Confidence in future workloads has risen significantly at practices in the Midlands and East Anglia, according to the RIBA’s latest industry survey
The RIBA Future Trends Workload Index for the month to March 2019 shows that optimism with respect to workloads remains relatively steady around the country, rising to +5 on the index, up from +4 in February.
But the Midlands and East Anglia returned a balance figure of +20 (up from -3), while the North is the most optimistic overall, at +31.
Practices in the South of England are the most downbeat about future workloads (-15), the survey shows, with London, Wales and the West recording balance figures of zero.

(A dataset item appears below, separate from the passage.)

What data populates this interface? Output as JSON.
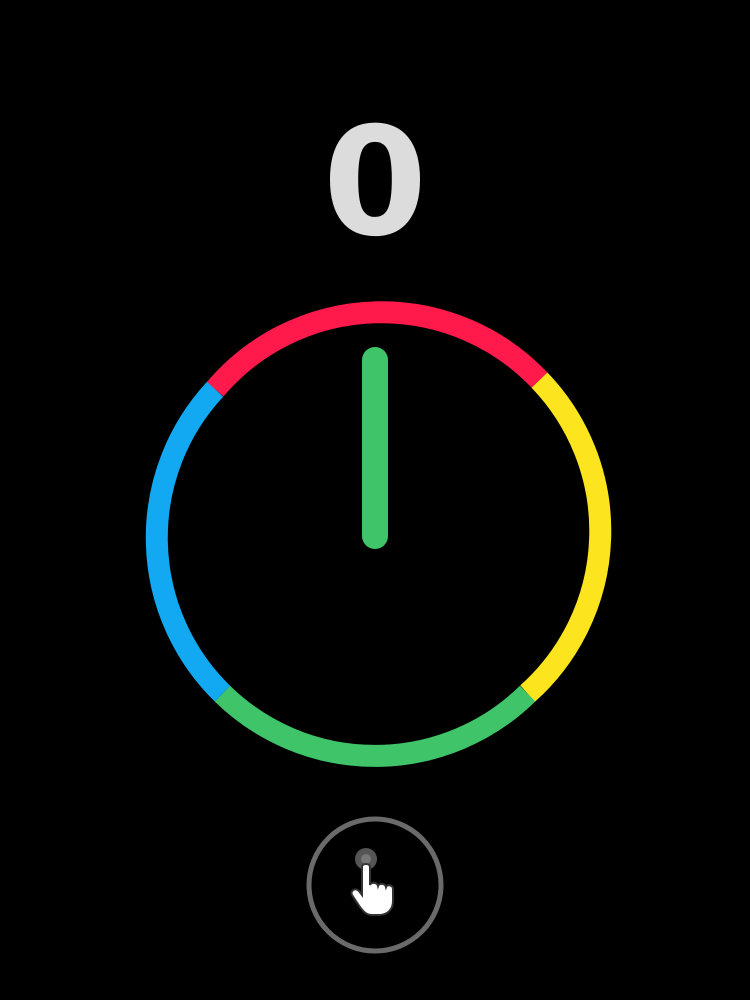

However, continuing uncertainty over Brexit is tempering enthusiasm.
There were no dramatic shifts of sentiment across the various work sectors. However, the balance figure for every sector rose and, for the first time since November 2018, none were negative.
The private housing sector workload forecast increased to +4 and the commercial sector forecast rose to +4. The community sector workload forecast moved out of negative territory for the first time in three months, rising to zero, and the public sector returned its first positive figure since May 2018, rising to +1.
Medium-sized practices are the most positive about workloads for the next quarter, while small and large practices are more circumspect.
The RIBA Future Trends Staffing Index also showed a slight increase to +3, up from +2.
Despite the optimism in some regions, RIBA head of economic research and analysis Adrian Malleson said the market for architects remained ‘subdued’.
He said continuing uncertainty over Brexit was weighing down on workloads, with many architects reporting fewer project enquiries, or projects being delayed or cancelled. ‘The overall tone is one of frustration that the process is ongoing, with no clear conclusion in sight.’
The fragility of London as a prime market and the weakening of the domestic extension/refurb market were also highlighted by participants this month.